Professor Anna-Lena Hellström of Sahlgrenska University Hospital in Gothenburg has been researching mothers in Vietnam who teach their babies to empty their bladders at the sound of a whistle, starting from birth. This research provides the strongest edge to this debate. Vietnamese infants are completely diaper-free and self-sufficient by the time they are nine months old. By the time they are two years old, they are able to completely empty their bladder instead of releasing tiny amounts gradually, as children in diapers usually do. Incomplete bladder emptying increases the risk of urinary infections, as demonstrated by Hellström’s earlier research. It’s difficult to avoid feeling that Scandinavian pediatric culture has been ignoring something very evident for a long time when these two data sets are placed side by side.
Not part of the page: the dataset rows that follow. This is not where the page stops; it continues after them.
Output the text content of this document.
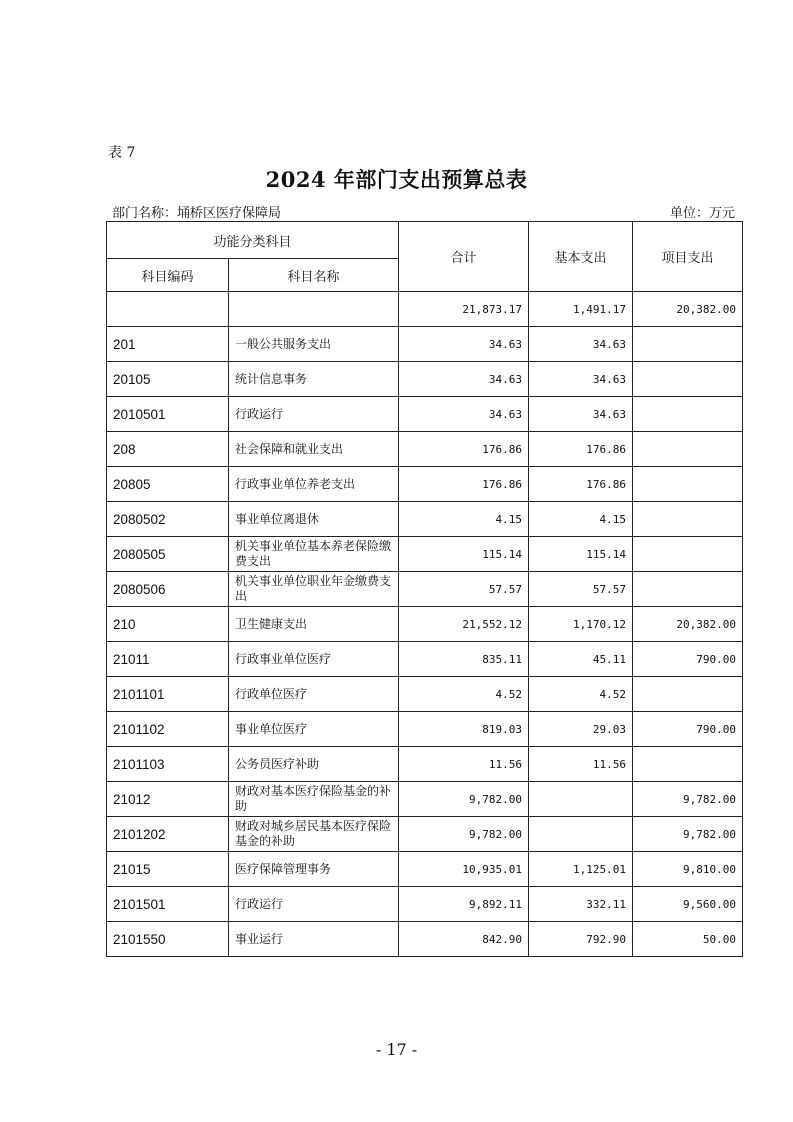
表 7
2024 年部门支出预算总表
部门名称：埇桥区医疗保障局	单位：万元
功能分类科目		合计	基本支出	项目支出
科目编码	科目名称			
		21,873.17	1,491.17	20,382.00
201	一般公共服务支出	34.63	34.63	
20105	统计信息事务	34.63	34.63	
2010501	行政运行	34.63	34.63	
208	社会保障和就业支出	176.86	176.86	
20805	行政事业单位养老支出	176.86	176.86	
2080502	事业单位离退休	4.15	4.15	
2080505	机关事业单位基本养老保险缴费支出	115.14	115.14	
2080506	机关事业单位职业年金缴费支出	57.57	57.57	
210	卫生健康支出	21,552.12	1,170.12	20,382.00
21011	行政事业单位医疗	835.11	45.11	790.00
2101101	行政单位医疗	4.52	4.52	
2101102	事业单位医疗	819.03	29.03	790.00
2101103	公务员医疗补助	11.56	11.56	
21012	财政对基本医疗保险基金的补助	9,782.00		9,782.00
2101202	财政对城乡居民基本医疗保险基金的补助	9,782.00		9,782.00
21015	医疗保障管理事务	10,935.01	1,125.01	9,810.00
2101501	行政运行	9,892.11	332.11	9,560.00
2101550	事业运行	842.90	792.90	50.00
- 17 -
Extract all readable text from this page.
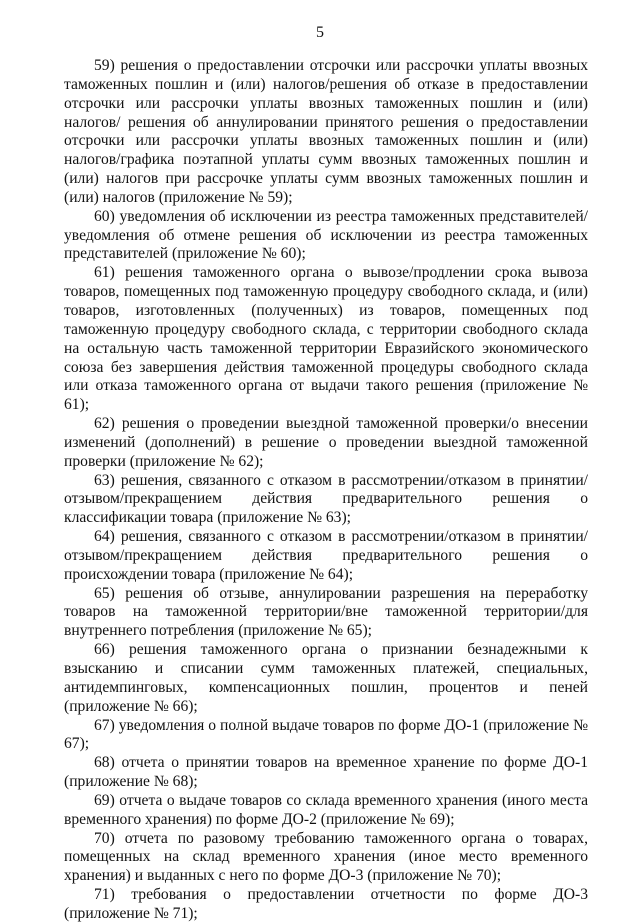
5

59) решения о предоставлении отсрочки или рассрочки уплаты ввозных таможенных пошлин и (или) налогов/решения об отказе в предоставлении отсрочки или рассрочки уплаты ввозных таможенных пошлин и (или) налогов/ решения об аннулировании принятого решения о предоставлении отсрочки или рассрочки уплаты ввозных таможенных пошлин и (или) налогов/графика поэтапной уплаты сумм ввозных таможенных пошлин и (или) налогов при рассрочке уплаты сумм ввозных таможенных пошлин и (или) налогов (приложение № 59);

60) уведомления об исключении из реестра таможенных представителей/ уведомления об отмене решения об исключении из реестра таможенных представителей (приложение № 60);

61) решения таможенного органа о вывозе/продлении срока вывоза товаров, помещенных под таможенную процедуру свободного склада, и (или) товаров, изготовленных (полученных) из товаров, помещенных под таможенную процедуру свободного склада, с территории свободного склада на остальную часть таможенной территории Евразийского экономического союза без завершения действия таможенной процедуры свободного склада или отказа таможенного органа от выдачи такого решения (приложение № 61);

62) решения о проведении выездной таможенной проверки/о внесении изменений (дополнений) в решение о проведении выездной таможенной проверки (приложение № 62);

63) решения, связанного с отказом в рассмотрении/отказом в принятии/отзывом/прекращением действия предварительного решения о классификации товара (приложение № 63);

64) решения, связанного с отказом в рассмотрении/отказом в принятии/отзывом/прекращением действия предварительного решения о происхождении товара (приложение № 64);

65) решения об отзыве, аннулировании разрешения на переработку товаров на таможенной территории/вне таможенной территории/для внутреннего потребления (приложение № 65);

66) решения таможенного органа о признании безнадежными к взысканию и списании сумм таможенных платежей, специальных, антидемпинговых, компенсационных пошлин, процентов и пеней (приложение № 66);

67) уведомления о полной выдаче товаров по форме ДО-1 (приложение № 67);

68) отчета о принятии товаров на временное хранение по форме ДО-1 (приложение № 68);

69) отчета о выдаче товаров со склада временного хранения (иного места временного хранения) по форме ДО-2 (приложение № 69);

70) отчета по разовому требованию таможенного органа о товарах, помещенных на склад временного хранения (иное место временного хранения) и выданных с него по форме ДО-3 (приложение № 70);

71) требования о предоставлении отчетности по форме ДО-3 (приложение № 71);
Folded into those pamphlets is Bergqvist’s pragmatic advice, which is neither extreme nor complex. If at all possible, begin before the child begins to walk. Observe your body’s natural cycles, such as those that occur after meals and after waking. When the signs are present, let the child sit on the potty and create a calm environment. Sometimes let them go without a diaper. Professional training or specialized equipment are not needed for any of it. It does, however, necessitate that parents view early toilet learning as something worth starting rather than something to put off.
There’s a feeling that the true opposition here is social rather than medical. Extended diaper use fits neatly into Sweden’s parenting culture, which, like much of the West, was built around convenience. The pamphlets are subtly challenging a generation’s accumulated habits rather than opposing biology. To be honest, it’s still unclear if 20,000 copies will be sufficient to change something this embedded.